O Pentágono confirmou nesta sexta-feira o início do processo de retirada das tropas militares americanas da Síria, onde combatiam o grupo terrorista Estado Islâmico, após o surpreendente anúncio do presidente Donald Trump de sua saída do país.

"Começou o processo de nossa deliberada retirada da Síria", indicou à Agência Efe o coronel Sean Ryan, porta-voz da coalizão internacional liderada pelos Estados Unidos.

No entanto, Ryan indicou que devido a "questões de segurança operacional", evitava "oferecer datas, lugar e movimentos de tropas específicas".
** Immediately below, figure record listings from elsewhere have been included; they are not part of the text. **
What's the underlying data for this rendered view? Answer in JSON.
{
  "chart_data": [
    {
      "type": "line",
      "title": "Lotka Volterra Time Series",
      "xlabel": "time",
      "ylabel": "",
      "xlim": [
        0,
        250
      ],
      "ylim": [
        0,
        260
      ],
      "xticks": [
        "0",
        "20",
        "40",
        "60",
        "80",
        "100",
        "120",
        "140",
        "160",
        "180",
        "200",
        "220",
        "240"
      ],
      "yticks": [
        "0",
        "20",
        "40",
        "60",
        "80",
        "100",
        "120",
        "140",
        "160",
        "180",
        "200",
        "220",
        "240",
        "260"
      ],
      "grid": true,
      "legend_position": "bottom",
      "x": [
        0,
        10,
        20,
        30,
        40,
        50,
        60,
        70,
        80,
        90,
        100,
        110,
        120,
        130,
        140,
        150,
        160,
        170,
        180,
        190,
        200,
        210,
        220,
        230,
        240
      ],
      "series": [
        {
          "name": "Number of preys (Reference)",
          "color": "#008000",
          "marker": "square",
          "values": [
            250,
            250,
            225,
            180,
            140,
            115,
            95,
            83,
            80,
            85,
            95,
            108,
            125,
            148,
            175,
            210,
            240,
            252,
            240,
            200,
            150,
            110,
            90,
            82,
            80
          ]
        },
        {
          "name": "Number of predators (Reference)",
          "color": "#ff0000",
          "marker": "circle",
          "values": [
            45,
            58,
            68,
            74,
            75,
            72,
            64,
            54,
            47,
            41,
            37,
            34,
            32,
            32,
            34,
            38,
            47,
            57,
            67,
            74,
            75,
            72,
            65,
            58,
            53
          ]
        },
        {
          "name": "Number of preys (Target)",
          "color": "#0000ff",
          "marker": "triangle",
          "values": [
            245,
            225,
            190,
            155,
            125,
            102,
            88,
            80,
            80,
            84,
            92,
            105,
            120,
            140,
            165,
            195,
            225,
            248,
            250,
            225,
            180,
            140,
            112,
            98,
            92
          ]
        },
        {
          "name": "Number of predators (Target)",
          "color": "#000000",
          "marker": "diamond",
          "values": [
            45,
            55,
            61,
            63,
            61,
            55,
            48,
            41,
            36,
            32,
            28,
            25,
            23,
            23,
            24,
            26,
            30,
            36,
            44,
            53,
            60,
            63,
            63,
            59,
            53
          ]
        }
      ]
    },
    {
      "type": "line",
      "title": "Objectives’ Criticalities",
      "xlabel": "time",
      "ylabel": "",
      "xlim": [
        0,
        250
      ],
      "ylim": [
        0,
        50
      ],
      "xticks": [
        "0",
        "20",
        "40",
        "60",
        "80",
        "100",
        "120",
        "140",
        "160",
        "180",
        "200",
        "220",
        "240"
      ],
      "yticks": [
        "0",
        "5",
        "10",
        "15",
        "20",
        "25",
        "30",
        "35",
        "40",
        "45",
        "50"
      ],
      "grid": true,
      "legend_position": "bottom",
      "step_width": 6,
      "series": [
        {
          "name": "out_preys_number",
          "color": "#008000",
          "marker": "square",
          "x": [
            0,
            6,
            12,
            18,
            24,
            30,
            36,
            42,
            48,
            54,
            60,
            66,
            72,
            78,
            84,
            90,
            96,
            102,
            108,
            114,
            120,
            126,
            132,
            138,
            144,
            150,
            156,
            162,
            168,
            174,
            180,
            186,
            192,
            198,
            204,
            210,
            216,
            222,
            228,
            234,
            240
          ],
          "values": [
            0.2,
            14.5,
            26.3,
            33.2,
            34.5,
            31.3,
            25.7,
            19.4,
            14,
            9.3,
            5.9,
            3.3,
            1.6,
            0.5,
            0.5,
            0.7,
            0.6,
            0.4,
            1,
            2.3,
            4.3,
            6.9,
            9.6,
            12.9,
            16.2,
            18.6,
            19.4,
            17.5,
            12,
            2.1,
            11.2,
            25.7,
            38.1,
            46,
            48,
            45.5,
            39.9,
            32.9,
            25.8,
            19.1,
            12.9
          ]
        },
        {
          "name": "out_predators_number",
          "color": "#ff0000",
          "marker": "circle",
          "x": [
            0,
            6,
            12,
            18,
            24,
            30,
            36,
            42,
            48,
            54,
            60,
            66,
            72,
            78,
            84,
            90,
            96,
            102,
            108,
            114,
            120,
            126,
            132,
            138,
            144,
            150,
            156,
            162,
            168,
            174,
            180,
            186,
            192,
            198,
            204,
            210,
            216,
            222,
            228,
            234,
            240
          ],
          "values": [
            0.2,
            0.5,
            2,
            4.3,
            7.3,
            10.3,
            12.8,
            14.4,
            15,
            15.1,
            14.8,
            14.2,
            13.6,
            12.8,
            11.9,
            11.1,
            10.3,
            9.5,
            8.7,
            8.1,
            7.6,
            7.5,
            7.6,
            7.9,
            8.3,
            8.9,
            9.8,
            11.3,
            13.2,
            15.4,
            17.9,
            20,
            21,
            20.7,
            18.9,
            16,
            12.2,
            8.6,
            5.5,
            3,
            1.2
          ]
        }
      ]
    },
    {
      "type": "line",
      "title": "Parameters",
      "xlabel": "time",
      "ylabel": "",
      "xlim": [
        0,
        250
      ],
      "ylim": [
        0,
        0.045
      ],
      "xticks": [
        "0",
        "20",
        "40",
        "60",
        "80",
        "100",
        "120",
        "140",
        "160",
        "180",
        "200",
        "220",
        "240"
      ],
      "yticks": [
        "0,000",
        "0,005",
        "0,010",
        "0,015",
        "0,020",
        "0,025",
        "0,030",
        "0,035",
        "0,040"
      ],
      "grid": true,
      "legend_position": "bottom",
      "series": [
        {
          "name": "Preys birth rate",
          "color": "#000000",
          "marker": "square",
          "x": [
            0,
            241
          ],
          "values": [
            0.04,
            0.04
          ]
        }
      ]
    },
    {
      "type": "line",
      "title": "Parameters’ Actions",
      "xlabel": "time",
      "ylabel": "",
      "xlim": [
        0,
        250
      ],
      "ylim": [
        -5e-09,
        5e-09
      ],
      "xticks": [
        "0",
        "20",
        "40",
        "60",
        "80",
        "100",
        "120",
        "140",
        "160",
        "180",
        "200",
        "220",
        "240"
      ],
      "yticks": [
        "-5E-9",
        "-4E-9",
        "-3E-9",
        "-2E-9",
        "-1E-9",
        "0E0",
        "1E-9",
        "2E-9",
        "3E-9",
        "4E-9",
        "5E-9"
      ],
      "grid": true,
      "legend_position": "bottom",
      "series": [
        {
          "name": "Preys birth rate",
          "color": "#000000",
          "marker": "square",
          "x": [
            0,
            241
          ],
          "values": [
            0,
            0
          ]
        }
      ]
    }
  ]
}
"A nossa área de responsabilidade mudou, mas a nossa missão para assegurar a derrota duradoura do EI continua", acrescentou.

Os Estados Unidos contam com cerca de 2 mil soldados desdobrados como parte da coalizão internacional no nordeste da Síria.

Em 19 de dezembro, Trump comunicou sua decisão de se retirar da Síria ao considerar que a guerra contra o grupo jihadista Estado Islâmico (EI) tinha terminado.

A coalizão internacional, liderada pelos Estados Unidos, é o principal aliado das Forças da Síria Democrática (FSD), aliança de milícias de maioria curda, que desde setembro realizam uma ofensiva contra os últimos redutos do grupo radical na república árabe.

A decisão da saída das tropas americanas não foi bem recebida pelas FSD, que consideram que o grupo terrorista não foi vencido totalmente e poderia ressurgir com a retirada da coalizão.

O secretário de Estado dos EUA, Mike Pompeo, prometeu nesta quinta-feira em discurso no Cairo que não deixará seus aliados árabes sozinhos na sua luta contra o terrorismo, apesar da retirada das tropas americanas da Síria.

Pompeo não fixou prazos para a retirada de tropas da Síria, embora afirmou que a ofensiva liderada por Washington já conseguiu arrebatar do EI 99% do território que chegou a dominar na Síria e no Iraque em 2014, quando proclamou seu califado.